Moje dotychczasowe życie zmieniło się o 180 stopni, kiedy usłyszałem diagnozę. Pasje, które do tej pory sprawiały mi przyjemność takie jak ćwiczenia na siłowni,łowienie ryb, oraz spacery z moją ukochaną rodziną stały się nagle nieosiągalne.
Jak to się zaczęło ?
W połowie listopada zaczęło mnie boleć kolano, z którym 8 lat wcześniej miałem już kłopoty. Zacząłem więc brać tabletki przeciwzapalne i przeciwbólowe i tak minęły 2 tygodnie w których nieznacznie, nie zauważalnie traciłem wagę. Później tydzień był spokój, a od początku grudnia zacząłem się szybciej męczyć byłem osłabiony, senny. Na moim ciele pojawiały się w różnych miejscach siniaki, ciężko mi się oddychało. Kolejne dni to ciągłe wizyty u specjalistów, oraz badania. Jak już wcześniej wspomniałem w dniu swoich 38 urodzin, otrzymałem diagnozę, która powaliła mnie na kolana.

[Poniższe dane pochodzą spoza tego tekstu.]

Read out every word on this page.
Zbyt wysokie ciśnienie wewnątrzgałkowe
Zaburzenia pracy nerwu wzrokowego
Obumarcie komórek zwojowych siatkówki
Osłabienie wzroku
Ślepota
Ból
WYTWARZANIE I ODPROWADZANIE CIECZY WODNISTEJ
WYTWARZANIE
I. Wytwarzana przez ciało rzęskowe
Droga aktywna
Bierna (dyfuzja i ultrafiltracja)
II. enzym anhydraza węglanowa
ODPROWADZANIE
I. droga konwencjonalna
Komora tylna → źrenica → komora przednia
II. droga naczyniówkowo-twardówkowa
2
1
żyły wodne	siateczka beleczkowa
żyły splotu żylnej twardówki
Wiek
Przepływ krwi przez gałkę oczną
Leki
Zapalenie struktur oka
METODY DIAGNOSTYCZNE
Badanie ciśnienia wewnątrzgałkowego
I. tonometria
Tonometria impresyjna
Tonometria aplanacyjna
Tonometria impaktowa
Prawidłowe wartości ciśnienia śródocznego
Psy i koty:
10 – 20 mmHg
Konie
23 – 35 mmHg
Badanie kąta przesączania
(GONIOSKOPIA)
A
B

Obecnie jedyne o czym marzę to powrót do zdrowia , powrót do rodziny. Aby tak się stało muszę znaleźć swojego bliźniaka genetycznego, który podzieli się ze mną cząstką siebie. Może to będziesz Ty? Zarejestruj się proszę i pomóż mi, oraz innym chorym na nowotwory krwi.